Los contratos electrónicos ya forman parte del día a día de miles de empresas alrededor del mundo y la tendencia es que su uso continúe popularizándose. Esto es porque representan un avance de la transformación digital hacia la disminución de burocracias y la agilidad en la elaboración y la autenticación de archivos.

Entre las principales ventajas de la adopción del contrato electrónico podemos citar las siguientes:

 

Seguridad

 

Tanto la firma electrónica como la digital poseen recursos confiables para probar la autenticidad de documentos, ofreciendo brechas legales para su resolución. Además, los propios recursos utilizados en estos procedimientos (como la exigencia de contraseñas o la comprobación biométrica) evitan que los archivos sean accedidos o alterados por terceros, ayudando a mantener la privacidad de documentos sensibles.

 

Movilidad

 

Almacenar y compartir un contrato electrónico es mucho más sencillo que gestionar varias hojas de papel. Compatible en cualquier dispositivo (PC, tablet, smartphone..), los archivos se pueden enviar fácilmente por diferentes medios, como correo electrónico o a través de servidores basados ​​en la nube. De hecho, la computación en nube permite el acceso de las partes a cualquier documento, ya sea en  formato PDF , XLS o DOC, por ejemplo. Todo a través de Internet.

 

Costo

 

¿Su empresa ya se detuvo para contabilizar cuánto gasta comprando papel y tinta para impresiones o haciendo el mantenimiento de las impresoras? Esto sin mencionar el desplazamiento necesario para el envío de documentos físicos..

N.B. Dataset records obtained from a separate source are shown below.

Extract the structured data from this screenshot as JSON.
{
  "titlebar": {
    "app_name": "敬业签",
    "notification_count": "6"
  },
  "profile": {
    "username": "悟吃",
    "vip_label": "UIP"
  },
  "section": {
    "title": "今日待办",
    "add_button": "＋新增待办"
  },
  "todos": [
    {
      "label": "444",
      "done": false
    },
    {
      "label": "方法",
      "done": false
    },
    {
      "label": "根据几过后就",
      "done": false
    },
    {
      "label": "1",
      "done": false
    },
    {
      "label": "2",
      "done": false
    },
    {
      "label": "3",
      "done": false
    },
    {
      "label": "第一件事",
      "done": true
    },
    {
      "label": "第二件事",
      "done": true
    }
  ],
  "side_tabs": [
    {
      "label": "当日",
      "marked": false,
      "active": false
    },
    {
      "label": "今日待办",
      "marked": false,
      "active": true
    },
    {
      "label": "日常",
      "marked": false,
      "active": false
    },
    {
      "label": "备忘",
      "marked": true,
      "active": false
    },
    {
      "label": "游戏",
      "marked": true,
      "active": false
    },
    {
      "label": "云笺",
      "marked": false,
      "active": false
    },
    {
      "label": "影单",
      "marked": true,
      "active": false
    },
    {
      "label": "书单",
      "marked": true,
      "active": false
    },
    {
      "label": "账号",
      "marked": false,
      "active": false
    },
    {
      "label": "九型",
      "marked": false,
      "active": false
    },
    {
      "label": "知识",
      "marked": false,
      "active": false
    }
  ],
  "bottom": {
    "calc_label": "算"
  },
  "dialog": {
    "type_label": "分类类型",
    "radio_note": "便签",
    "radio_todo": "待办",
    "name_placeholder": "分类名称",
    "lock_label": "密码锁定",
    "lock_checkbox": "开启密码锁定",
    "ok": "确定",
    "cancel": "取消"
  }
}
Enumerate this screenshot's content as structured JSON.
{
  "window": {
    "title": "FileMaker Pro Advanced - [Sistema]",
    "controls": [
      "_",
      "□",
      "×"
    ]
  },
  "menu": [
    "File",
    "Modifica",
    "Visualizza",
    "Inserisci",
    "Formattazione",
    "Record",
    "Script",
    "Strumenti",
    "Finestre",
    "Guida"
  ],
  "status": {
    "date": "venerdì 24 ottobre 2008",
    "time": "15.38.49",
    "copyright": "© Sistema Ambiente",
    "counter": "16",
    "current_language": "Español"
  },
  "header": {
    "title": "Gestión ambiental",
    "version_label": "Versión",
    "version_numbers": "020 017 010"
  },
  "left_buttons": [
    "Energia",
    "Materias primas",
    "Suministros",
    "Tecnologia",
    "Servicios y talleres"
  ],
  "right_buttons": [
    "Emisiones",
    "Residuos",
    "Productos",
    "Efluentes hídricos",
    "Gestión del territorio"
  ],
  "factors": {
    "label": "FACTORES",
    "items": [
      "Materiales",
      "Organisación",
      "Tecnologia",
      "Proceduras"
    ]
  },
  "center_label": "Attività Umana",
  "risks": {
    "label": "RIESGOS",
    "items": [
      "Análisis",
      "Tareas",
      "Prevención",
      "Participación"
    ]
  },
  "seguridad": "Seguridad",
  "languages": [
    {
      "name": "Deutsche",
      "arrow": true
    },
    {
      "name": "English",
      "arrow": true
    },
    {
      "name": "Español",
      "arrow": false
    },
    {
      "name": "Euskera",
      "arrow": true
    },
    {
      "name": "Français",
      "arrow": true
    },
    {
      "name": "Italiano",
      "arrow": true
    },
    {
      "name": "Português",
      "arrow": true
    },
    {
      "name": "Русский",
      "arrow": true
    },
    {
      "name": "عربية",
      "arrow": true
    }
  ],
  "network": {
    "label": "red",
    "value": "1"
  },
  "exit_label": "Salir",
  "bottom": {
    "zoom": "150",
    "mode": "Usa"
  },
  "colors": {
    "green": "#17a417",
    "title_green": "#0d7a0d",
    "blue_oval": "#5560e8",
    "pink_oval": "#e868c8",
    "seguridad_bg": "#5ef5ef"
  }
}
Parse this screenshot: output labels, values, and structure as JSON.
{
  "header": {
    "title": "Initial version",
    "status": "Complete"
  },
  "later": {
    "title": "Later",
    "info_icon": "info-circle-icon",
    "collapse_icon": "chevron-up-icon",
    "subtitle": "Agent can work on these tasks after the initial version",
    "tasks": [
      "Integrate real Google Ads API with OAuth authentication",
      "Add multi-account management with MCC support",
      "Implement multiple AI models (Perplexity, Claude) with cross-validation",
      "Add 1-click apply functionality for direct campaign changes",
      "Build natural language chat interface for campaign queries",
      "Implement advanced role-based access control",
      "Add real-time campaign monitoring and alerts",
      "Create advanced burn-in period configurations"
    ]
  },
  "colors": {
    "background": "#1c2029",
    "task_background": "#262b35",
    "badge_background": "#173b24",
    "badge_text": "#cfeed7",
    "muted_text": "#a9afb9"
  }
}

¡Pues con contratos electrónicos, esos costos simplemente desaparecen! Esto sin contar que deja de ser necesario tener almacenaje físico dentro de la oficina, lo que significa ahorro de espacio e incluso de gastos regulares para la correcta preservación de los documentos en papel.

¿Cómo utilizar el contrato electrónico?

Un contrato electrónico se puede utilizar en prácticamente cualquier situación, desde notificaciones a compradores, pasando por el envío de propuestas comerciales hasta llegar a la contratación de pólizas de seguro. Para ello, es necesario contar con una plataforma capaz de firmar electrónica o digitalmente los documentos; hay que apostar por una solución de TI.

Curiosamente, estas soluciones no sólo cumplen con los requisitos técnicos para la autenticación de los archivos electrónicos, ya que también son importantes herramientas para  la gestión de documentos. El recurso es capaz de almacenar con seguridad todos los contratos firmados, organizándolos de acuerdo a definiciones previas – como fecha de la firma, partes involucradas o naturaleza del documento.

En este escenario, si un colaborador necesita consultar el contrato de venta de un determinado producto firmado en junio de 2016, por ejemplo, basta con seleccionar esa información en los respectivos campos de búsqueda para localizar el archivo en cuestión de segundos! Mucho más fácil que revocar cajones, ¿no está de acuerdo?.